Tonya Maraczk, friends of Allison Easton who was found dead along with her two children at 25 Granite Ridge Dr. in Sittsville, speaks to the media Monday, Jan. 14, 2013.
Credits: QMI
OTTAWA - Neighbours are reeling after a mother and her two children are dead in a suspected double murder-suicide in an upscale Ottawa community.
Sources say Alison Easton and her children Katie, 6, and Alex, 10, were killed Monday in a tragic stabbing in the suburb of Stittsville.
"I'm completely in shock," said Tonya Marczak, a close family friend of the family. Her two children spent the weekend sledding with Katie and Alex.
"I never saw something like this ever happening. This isn't the best way to end the night, that's for sure."

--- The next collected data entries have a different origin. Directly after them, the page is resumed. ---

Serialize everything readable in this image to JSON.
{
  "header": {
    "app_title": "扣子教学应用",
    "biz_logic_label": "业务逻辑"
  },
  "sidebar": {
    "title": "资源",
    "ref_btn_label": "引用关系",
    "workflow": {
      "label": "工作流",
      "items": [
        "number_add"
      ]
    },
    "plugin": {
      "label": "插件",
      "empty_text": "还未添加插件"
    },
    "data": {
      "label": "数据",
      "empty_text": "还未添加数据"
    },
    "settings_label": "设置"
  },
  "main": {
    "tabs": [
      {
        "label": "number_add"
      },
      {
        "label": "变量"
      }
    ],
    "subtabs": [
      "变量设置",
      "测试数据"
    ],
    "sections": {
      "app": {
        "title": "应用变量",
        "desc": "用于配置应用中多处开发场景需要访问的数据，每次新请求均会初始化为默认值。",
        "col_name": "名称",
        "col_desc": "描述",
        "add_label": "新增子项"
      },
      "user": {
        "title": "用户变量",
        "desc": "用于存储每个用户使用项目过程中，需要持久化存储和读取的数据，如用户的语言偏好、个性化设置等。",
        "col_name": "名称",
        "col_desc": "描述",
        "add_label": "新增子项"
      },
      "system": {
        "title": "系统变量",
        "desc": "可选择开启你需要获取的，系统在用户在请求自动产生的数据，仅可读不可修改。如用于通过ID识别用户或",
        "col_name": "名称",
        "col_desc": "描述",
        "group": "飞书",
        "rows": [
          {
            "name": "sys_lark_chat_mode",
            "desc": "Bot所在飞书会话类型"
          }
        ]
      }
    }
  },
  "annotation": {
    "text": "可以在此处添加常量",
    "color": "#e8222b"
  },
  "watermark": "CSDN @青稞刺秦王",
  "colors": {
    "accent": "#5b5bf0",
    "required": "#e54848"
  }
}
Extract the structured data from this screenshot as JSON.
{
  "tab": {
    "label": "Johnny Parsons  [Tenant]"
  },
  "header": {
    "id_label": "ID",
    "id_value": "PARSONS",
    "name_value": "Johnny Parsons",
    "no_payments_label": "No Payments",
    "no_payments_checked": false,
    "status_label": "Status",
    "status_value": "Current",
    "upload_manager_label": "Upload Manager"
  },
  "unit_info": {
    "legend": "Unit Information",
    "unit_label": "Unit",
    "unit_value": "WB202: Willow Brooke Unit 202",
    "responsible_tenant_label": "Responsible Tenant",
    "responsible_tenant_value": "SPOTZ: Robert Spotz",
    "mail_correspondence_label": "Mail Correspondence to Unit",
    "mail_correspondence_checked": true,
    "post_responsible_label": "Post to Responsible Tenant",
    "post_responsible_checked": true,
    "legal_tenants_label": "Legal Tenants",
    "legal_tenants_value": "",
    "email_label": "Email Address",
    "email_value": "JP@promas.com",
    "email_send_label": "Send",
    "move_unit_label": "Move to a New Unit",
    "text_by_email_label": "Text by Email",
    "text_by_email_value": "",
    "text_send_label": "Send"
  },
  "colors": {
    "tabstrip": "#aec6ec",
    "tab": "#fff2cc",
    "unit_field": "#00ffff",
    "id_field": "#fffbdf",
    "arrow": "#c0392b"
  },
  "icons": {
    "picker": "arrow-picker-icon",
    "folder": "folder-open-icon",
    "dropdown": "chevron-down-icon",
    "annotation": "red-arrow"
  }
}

Wiping away tears, Marczak said Katie was a fun-loving, precocious girl who loved to play dress-up with her two daughters and host tea parties.
"They were very happy kids and a very nice family," she said. "Very outgoing and friendly people."
Several police cruisers were stationed outside their home at 25 Granite Ridge Dr., which was cordoned off with police tape.
Police got the call shortly before 6 p.m. about three suspicious deaths at the home.
Neighbours say Alison and her husband Jon Corchis were quiet and kept to themselves, although their kids often went to the park with many of the local kids.
They've lived at the home for several years.
Neighbours say Easton was a stay-at-home mom who always made time to walk the kids to the park behind Stittsville Public, which both kids attended, and would chat with other parents while the children played.
Easton was the head of the local Neighbourhood Watch.
Katie, who just celebrated her 6th birthday last weekend, was in senior kindergarten, while her brother was in Grade 5 at the school.
Neighbours say Corchis is an independent contractor.
"It's going to be a very tough day for the kids at school (Tuesday)," said Marczak. She couldn't muster the courage to tell her children what happened to their favourite playmates.
"I'm just not sure how to tell them," she said.
Ingrid Friesen left to get her kids from daycare nearby at 5:30 p.m. and returned home to chaotic police activity.
"I literally just missed what had transpired," she said.
She hoped it wasn't more serious, but her worst fears were realized.
"I was hoping that wasn't the case," she said.
The weight of last year's murder-suicide, when Theresa Lefebvre was found beaten to death with a bat in her Stittsville home, still lingers in the community.
"This is the last thing we needed again," said one neighbour.